Things You Might Have Missed 2012: Swans – The Seer

There is a special emphasis in music when musicians play it. No, not the kind of people who use the sonic alphabet to express themselves – there’s too many of those useless, selfish sorts around – but the gentle, raw and elegantly primordial specimen who is happy to be a tool for their own inspiration.

Music is not an entity, but an ambition: it lives because we do, but we still can’t reach it. Instead Michael Gira is one of the elected few who get as close as possible to the purity of art while remaining loyal to the tragically humane.

According to the man himself, it took Swans 30 years to write the album: three long decades to finalise the path of contemporary music into rock and give the likes of Steve Reich and Stockhausen a proper locus within popular music. It is true: krautrock and the most daring strains of pop have already attempted to absorb avant-garde into their sound, but never in this way. There is no brainy reference to modern composition or resorting to ridiculous overtone frequencies just for the sake of it, simply because contemporary music is not the subject of the research, but it does play an active role in defining the album.

The Seer is defined by its minimal approach to music. The core of the title-track, for example, is a mantric sequence of, well, two chords going on for, well, 32 minutes. But, whoever thinks in terms of quantity should skip the whole Swans discography altogether and look for something else, because the substance of The Seer has got a specific weight that is measured in dynamic terms, in relation with its legacy and not as a manufactured product for mass consumption. “Lunacy”, “93 Ave. B Blues” or the epic crescendo in “Avatar” have simply nothing to do with modern music but, at the same time, future productions will inevitably come to terms with The Seer in more than just one way.

The Seer is deprived of that sense of apparent normality, which was proper of its predecessor, My Father Will Guide Me Up a Rope To the Sky.

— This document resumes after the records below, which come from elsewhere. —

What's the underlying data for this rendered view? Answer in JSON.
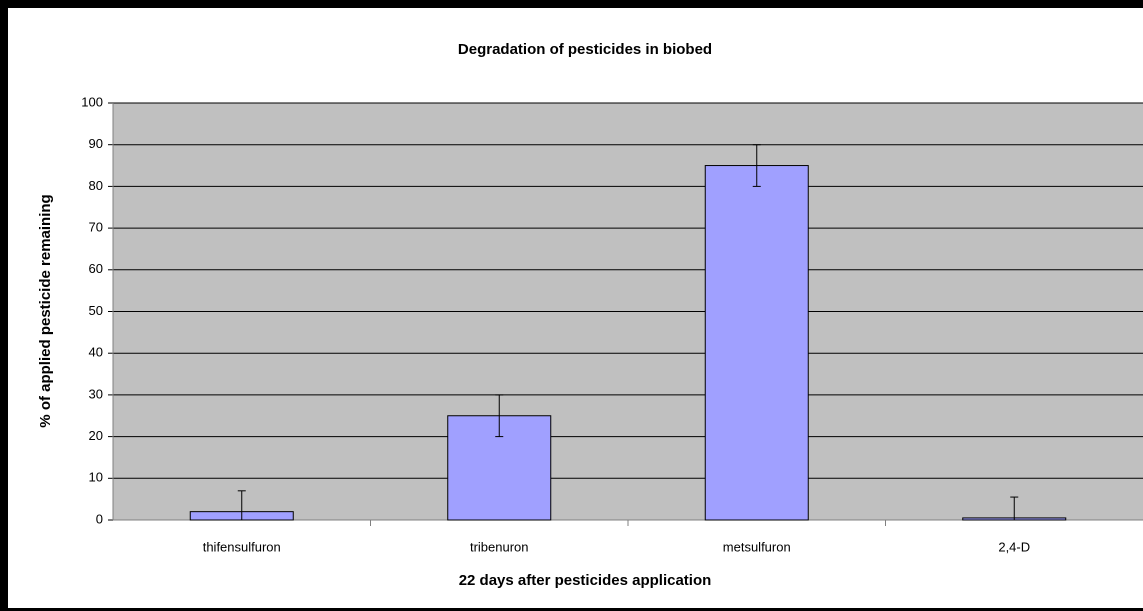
{
  "chart_data": {
    "type": "bar",
    "title": "Degradation of pesticides in biobed",
    "x_label": "22 days after pesticides application",
    "y_label": "% of applied pesticide remaining",
    "categories": [
      "thifensulfuron",
      "tribenuron",
      "metsulfuron",
      "2,4-D"
    ],
    "values": [
      2,
      25,
      85,
      0.5
    ],
    "errors": [
      5,
      5,
      5,
      5
    ],
    "color": "#a0a0ff",
    "ylim": [
      0,
      100
    ],
    "yticks": [
      0,
      10,
      20,
      30,
      40,
      50,
      60,
      70,
      80,
      90,
      100
    ],
    "grid": true
  }
}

That album introduced a new band to the world: one that was toying with new ideas and visions while trying to develop a credible follow-up to the marvellously sketchy Soundtrack For The Blind. Noises, drones and repetitions are elegantly mixed in tracks apparently as far apart as “Mother Of The World” and “A Piece Of The Sky” which share a psychedelic take on music albeit from completely different angles. “Song For A Warrior” shows a third way to music: one that restrains the violent fits of a band devoted to deconstruction, and lets the feelings flow into what becomes the most accessible track Gira and co. have ever written. The fact that it is sung by the usually unpredictable Karen O (Yeah Yeah Yeahs) adds a healthy dose of wise madness to the mixture.

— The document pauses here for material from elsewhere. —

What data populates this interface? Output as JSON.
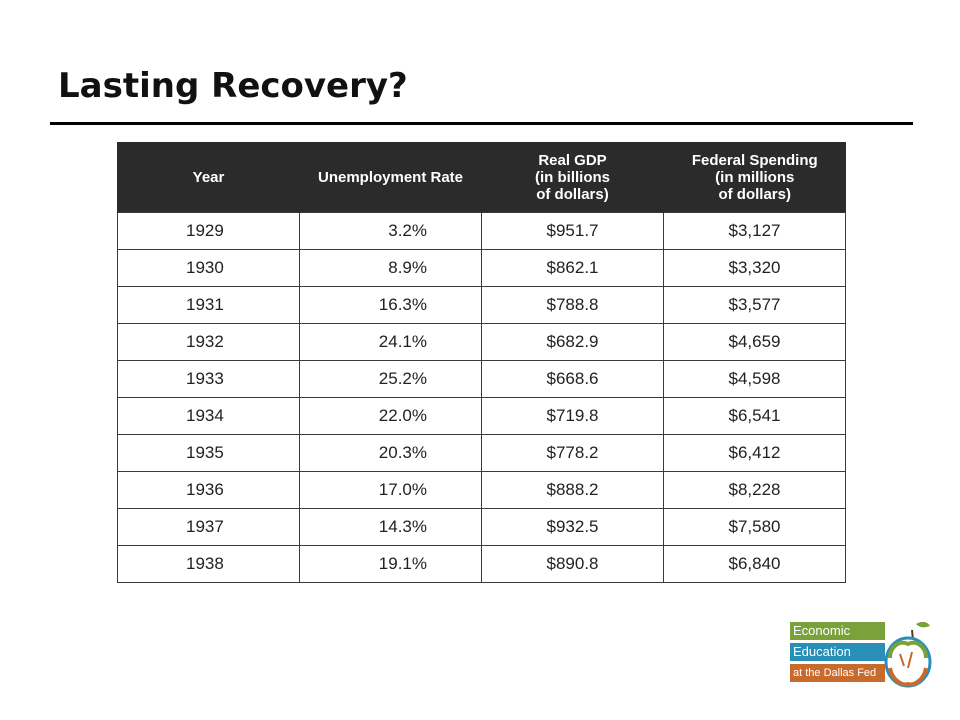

The Seer challenges the monochromatism of mainstream music by offering a spectre of possibilities and colours to the business. The result is an album with a number of apparent contradictions, that somehow ends up building a mastodontic [hey, he’s making up words, but I can’t use “samey”??? Bogus!Steel Druhm] and dramatic masterpiece. Two hours worth of music and the record could start again straight away. Because every single note on this album seems to dilute the sound and its space. Because art doesn’t get much pure than this.